AVALAND: Property Developer Posts Record Earnings on Strategic Growth, Outlook Positive
| Investment Bank | TA SECURITIES | 
|---|---|
| TP (Target Price) | RM0.25 (+25.0%) | 
| Last Traded | RM0.20 | 
| Recommendation | 
Property developer Avaland Bhd reported its highest-ever annual net profit in FY24, showcasing robust growth momentum driven by strategic repositioning and operational efficiencies. The company achieved a revenue of RM893.6 million and a net profit of RM98.9 million, marking a significant 50% year-on-year increase. This strong performance was underpinned by advanced construction progress across its ongoing projects and a healthy demand for new launches in 2024, including Casa Embun Phase 2, Amika Residences, Aetas Seputeh, and Anja Residences & Signature Retail.
The turnaround follows a strategic rebranding exercise in 2023, which saw the company implement operational reforms, redefine product branding, and shift towards outsourced construction models. These initiatives have contributed to improved quality and efficiency, fostering a period of sustained growth.
Performance Review and Challenges
While FY24 marked a peak in performance, Avaland’s revenue and net profit moderated in the first half of FY25, declining by 30% and 29% year-on-year respectively, to RM304 million and RM30 million. This moderation was primarily attributed to lower contributions from completed projects and the early stages of sales and construction for recently launched developments.
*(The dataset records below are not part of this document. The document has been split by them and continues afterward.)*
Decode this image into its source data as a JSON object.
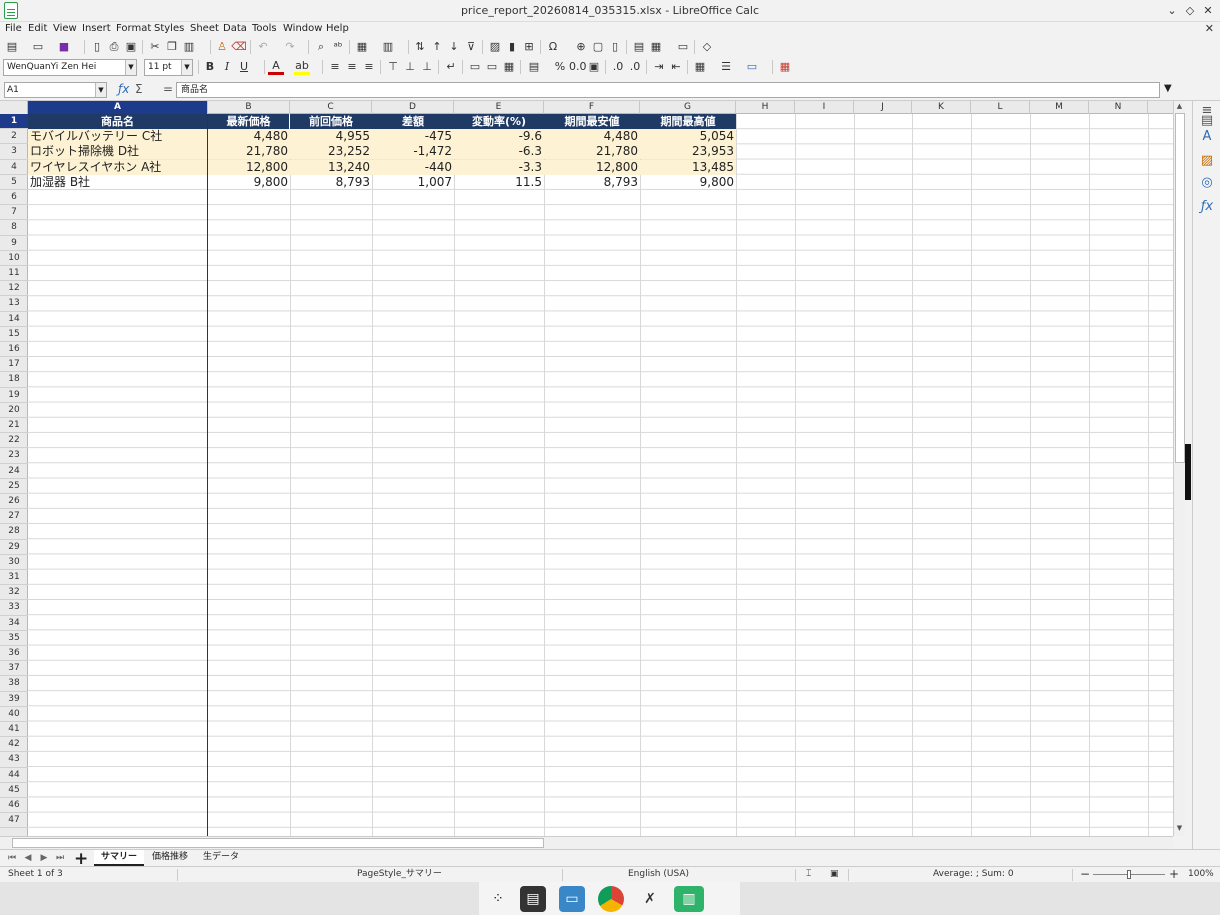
{
  "window": {
    "title": "price_report_20260814_035315.xlsx - LibreOffice Calc"
  },
  "menu": [
    "File",
    "Edit",
    "View",
    "Insert",
    "Format",
    "Styles",
    "Sheet",
    "Data",
    "Tools",
    "Window",
    "Help"
  ],
  "format_toolbar": {
    "font_name": "WenQuanYi Zen Hei",
    "font_size": "11 pt"
  },
  "formula_bar": {
    "cell_ref": "A1",
    "content": "商品名"
  },
  "columns": [
    "A",
    "B",
    "C",
    "D",
    "E",
    "F",
    "G",
    "H",
    "I",
    "J",
    "K",
    "L",
    "M",
    "N"
  ],
  "row_count": 47,
  "sheet": {
    "headers": [
      "商品名",
      "最新価格",
      "前回価格",
      "差額",
      "変動率(%)",
      "期間最安値",
      "期間最高値"
    ],
    "rows": [
      [
        "モバイルバッテリー C社",
        "4,480",
        "4,955",
        "-475",
        "-9.6",
        "4,480",
        "5,054"
      ],
      [
        "ロボット掃除機 D社",
        "21,780",
        "23,252",
        "-1,472",
        "-6.3",
        "21,780",
        "23,953"
      ],
      [
        "ワイヤレスイヤホン A社",
        "12,800",
        "13,240",
        "-440",
        "-3.3",
        "12,800",
        "13,485"
      ],
      [
        "加湿器 B社",
        "9,800",
        "8,793",
        "1,007",
        "11.5",
        "8,793",
        "9,800"
      ]
    ]
  },
  "tabs": [
    "サマリー",
    "価格推移",
    "生データ"
  ],
  "active_tab": "サマリー",
  "status": {
    "sheet": "Sheet 1 of 3",
    "page_style": "PageStyle_サマリー",
    "language": "English (USA)",
    "summary": "Average: ; Sum: 0",
    "zoom": "100%"
  },
  "colors": {
    "header_fill": "#1f3a64",
    "highlight_fill": "#fdf2d3",
    "selection": "#1e3a8a"
  }
}
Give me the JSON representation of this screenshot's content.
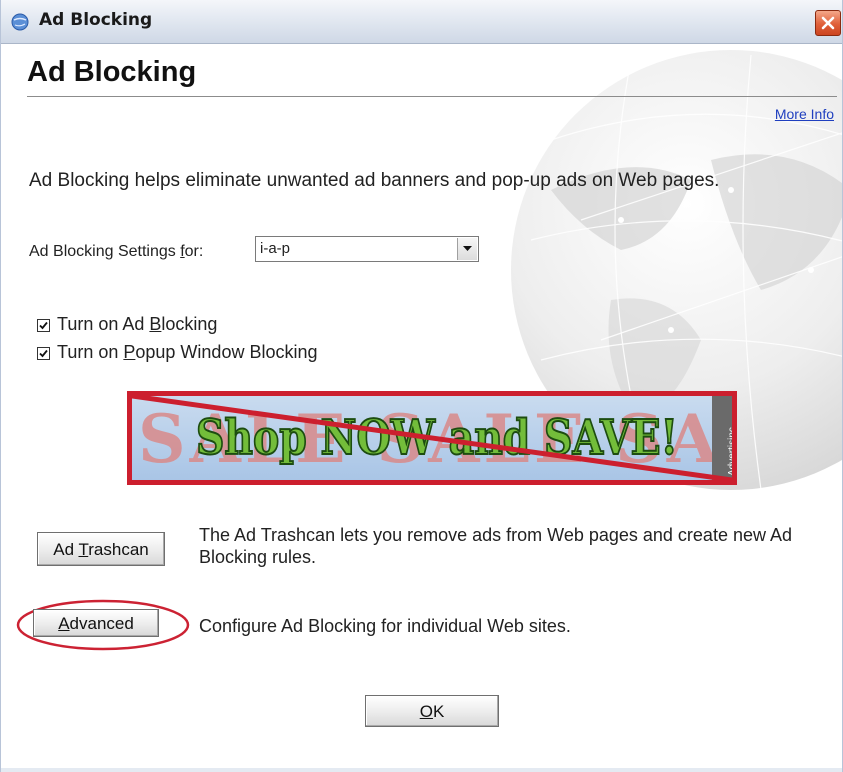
{
  "window": {
    "title": "Ad Blocking"
  },
  "header": {
    "heading": "Ad Blocking",
    "more_info": "More Info"
  },
  "description": "Ad Blocking helps eliminate unwanted ad banners and pop-up ads on Web pages.",
  "settings": {
    "label_before": "Ad Blocking Settings ",
    "label_underlined": "f",
    "label_after": "or:",
    "selected_value": "i-a-p"
  },
  "checkboxes": [
    {
      "before": "Turn on Ad ",
      "underlined": "B",
      "after": "locking",
      "checked": true
    },
    {
      "before": "Turn on ",
      "underlined": "P",
      "after": "opup Window Blocking",
      "checked": true
    }
  ],
  "banner": {
    "background_text": "SALE SALE SALE",
    "main_text": "Shop NOW and SAVE!",
    "side_text": "Advertisinc"
  },
  "trashcan": {
    "button_before": "Ad ",
    "button_underlined": "T",
    "button_after": "rashcan",
    "description": "The Ad Trashcan lets you remove ads from Web pages and create new Ad Blocking rules."
  },
  "advanced": {
    "button_before": "",
    "button_underlined": "A",
    "button_after": "dvanced",
    "description": "Configure Ad Blocking for individual Web sites."
  },
  "ok": {
    "button_underlined": "O",
    "button_after": "K"
  },
  "colors": {
    "highlight_ellipse": "#cc2233",
    "banner_border": "#cc1f2e",
    "link": "#1f3fbf"
  }
}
New property sales also softened by 25% year-on-year in 1H25, reaching RM355 million.
Future Outlook and Strategic Strengths
Despite the interim moderation, the company anticipates a rebound in billings during the second half of FY25 as construction and sales progress for its newer projects gain momentum. Avaland maintains an annual sales target of RM800-900 million, supported by plans to launch 2-3 projects each year. Its unbilled sales stood at RM797 million as of 2QFY25, providing near-term revenue visibility.
Strategically, Avaland boasts a substantial landbank of 187 acres with an estimated Gross Development Value (GDV) of RM11.6 billion, slated for development over the next 7-10 years. The company also has a pipeline of RM1.5 billion in launches planned for 2025. Furthermore, its balance sheet remains healthy with a gearing of 0.26x as at 2QFY25, allowing ample room for future land acquisitions and opportunistic deals. The group also successfully completed four projects with a total GDV of RM1.7 billion in 2025, further enhancing its track record.
Investment Recommendation
TA Securities initiated coverage on Avaland Bhd with an Outperform recommendation and a target price of RM0.30 per share. This valuation is pegged at an approximate 60% discount to its book value, aligning with sector peers, and implies a potential upside of 25% from its current price of RM0.24. The firm highlights Avaland’s well-located landbank, healthy unbilled sales, and clear focus on growth areas as key drivers for its positive outlook.